The most she's heard offered as part of an early termination payment is $3,500, compared to the $5,250 offered by the Sawara Property Group.
'They're doing a lot of things for these folks that other park owners haven't done in closing parks,' said Schwoch.
'Leader in awful'
Acknowledging the ban by many mobile parks on pre-1980 homes, Schwoch said that might make it difficult for many in the affected parks to move their property.
'I would say in Nut Tree and in Beaverton Mobilodge that probably if you could find 25 of those that are moveable, you'd be lucky,' said Schwoch.
In addition, Schwoch estimated that many of the residents in the three parks pay roughly $400 a month rent for their park space. She said she couldn't think of an apartment complex that charges less than $400 a month for rent.
Susan Wilson, director of Washington County Department of Housing Services, said of the 5,611 mobile home spaces listed by the county, owners of mobile parks comprising 670 spaces have notified tenants that they will close or have already closed.
That makes up about 12 percent of the total mobile home inventory, said Wilson.
Washington County has about 63 mobile home parks with 5,382 spaces, according to state statistics.
Nine mobile home parks have closed in the county since February, making Schwoch a little angry.
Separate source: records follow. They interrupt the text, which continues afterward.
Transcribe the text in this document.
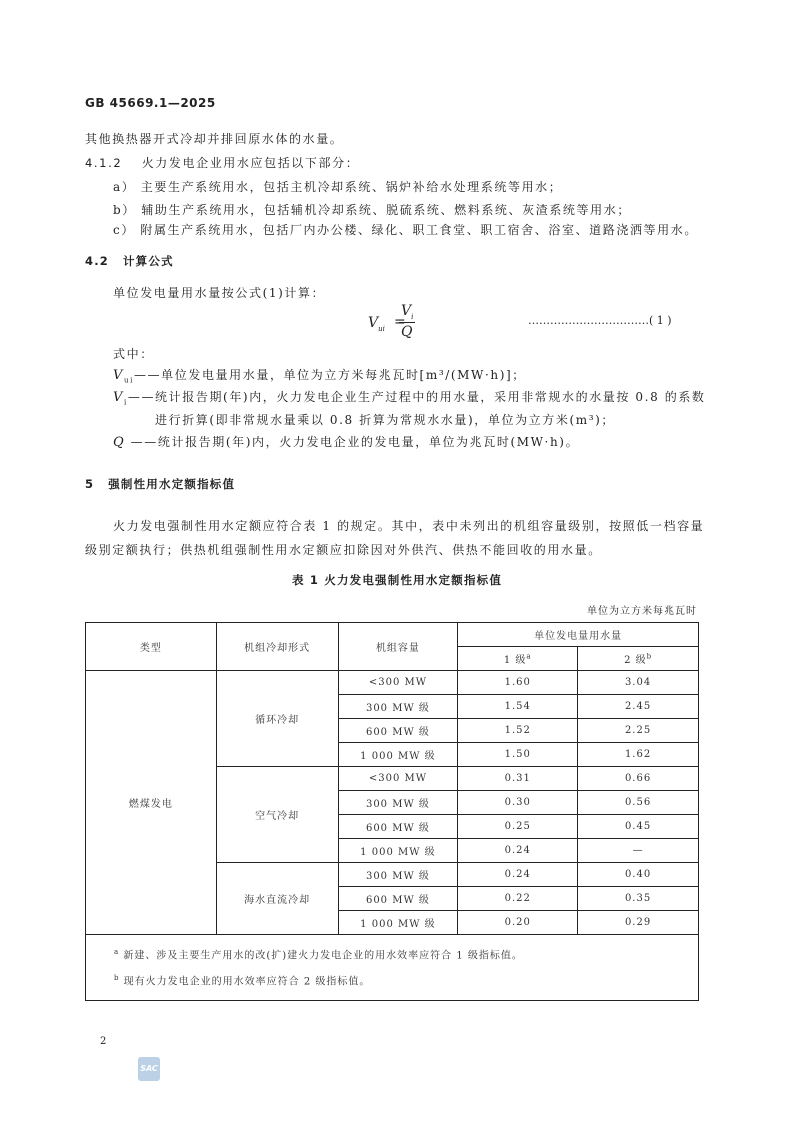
GB 45669.1—2025
其他换热器开式冷却并排回原水体的水量。
4.1.2 火力发电企业用水应包括以下部分：
a） 主要生产系统用水，包括主机冷却系统、锅炉补给水处理系统等用水；
b） 辅助生产系统用水，包括辅机冷却系统、脱硫系统、燃料系统、灰渣系统等用水；
c） 附属生产系统用水，包括厂内办公楼、绿化、职工食堂、职工宿舍、浴室、道路浇洒等用水。
4.2 计算公式
单位发电量用水量按公式(1)计算：
$V_{ui}$ =
$V_i$
Q
……………………………( 1 )
式中：
$V_{ui}——$单位发电量用水量，单位为立方米每兆瓦时[m³/(MW·h)]；
$V_i——$统计报告期(年)内，火力发电企业生产过程中的用水量，采用非常规水的水量按 0.8 的系数
进行折算(即非常规水量乘以 0.8 折算为常规水水量)，单位为立方米(m³)；
Q ——统计报告期(年)内，火力发电企业的发电量，单位为兆瓦时(MW·h)。
5 强制性用水定额指标值
火力发电强制性用水定额应符合表 1 的规定。其中，表中未列出的机组容量级别，按照低一档容量
级别定额执行；供热机组强制性用水定额应扣除因对外供汽、供热不能回收的用水量。
表 1 火力发电强制性用水定额指标值
单位为立方米每兆瓦时
类型	机组冷却形式	机组容量	单位发电量用水量	
			1 级$^a$	2 级$^b$
燃煤发电	循环冷却	<300 MW	1.60	3.04
		300 MW 级	1.54	2.45
		600 MW 级	1.52	2.25
		1 000 MW 级	1.50	1.62
	空气冷却	<300 MW	0.31	0.66
		300 MW 级	0.30	0.56
		600 MW 级	0.25	0.45
		1 000 MW 级	0.24	—
	海水直流冷却	300 MW 级	0.24	0.40
		600 MW 级	0.22	0.35
		1 000 MW 级	0.20	0.29

$^a$ 新建、涉及主要生产用水的改(扩)建火力发电企业的用水效率应符合 1 级指标值。
$^b$ 现有火力发电企业的用水效率应符合 2 级指标值。				
2
SAC
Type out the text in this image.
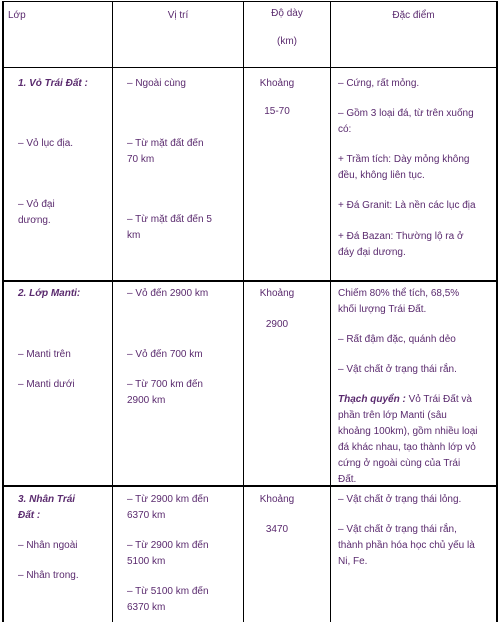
Lớp	Vị trí	Độ dày

(km)

Đặc điểm

1. Vỏ Trái Đất :

– Vỏ lục địa.

– Vỏ đại
dương.

– Ngoài cùng

– Từ mặt đất đến
70 km

– Từ mặt đất đến 5
km

Khoảng

15-70

– Cứng, rất mỏng.

– Gồm 3 loại đá, từ trên xuống
có:

+ Trầm tích: Dày mỏng không
đều, không liên tục.

+ Đá Granit: Là nền các lục địa

+ Đá Bazan: Thường lộ ra ở
đáy đại dương.

2. Lớp Manti:

– Manti trên

– Manti dưới

– Vỏ đến 2900 km

– Vỏ đến 700 km

– Từ 700 km đến
2900 km

Khoảng

2900

Chiếm 80% thể tích, 68,5%
khối lượng Trái Đất.

– Rất đậm đặc, quánh dẻo

– Vật chất ở trạng thái rắn.

Thạch quyển : Vỏ Trái Đất và
phần trên lớp Manti (sâu
khoảng 100km), gồm nhiều loại
đá khác nhau, tạo thành lớp vỏ
cứng ở ngoài cùng của Trái
Đất.

3. Nhân Trái
Đất :

– Nhân ngoài

– Nhân trong.

– Từ 2900 km đến
6370 km

– Từ 2900 km đến
5100 km

– Từ 5100 km đến
6370 km

Khoảng

3470

– Vật chất ở trạng thái lỏng.

– Vật chất ở trạng thái rắn,
thành phần hóa học chủ yếu là
Ni, Fe.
'It's terrible,' she said. 'There's no question that it's awful. And Washington County is the leader in awful.'
Some alternatives for the residents could include moving to other parks with available spaces, she said.
A park in Yamhill County has 30 spaces, she said, and few others around the region have more than a couple spaces open right now.
'They don't have any options,' she said of the park's residents.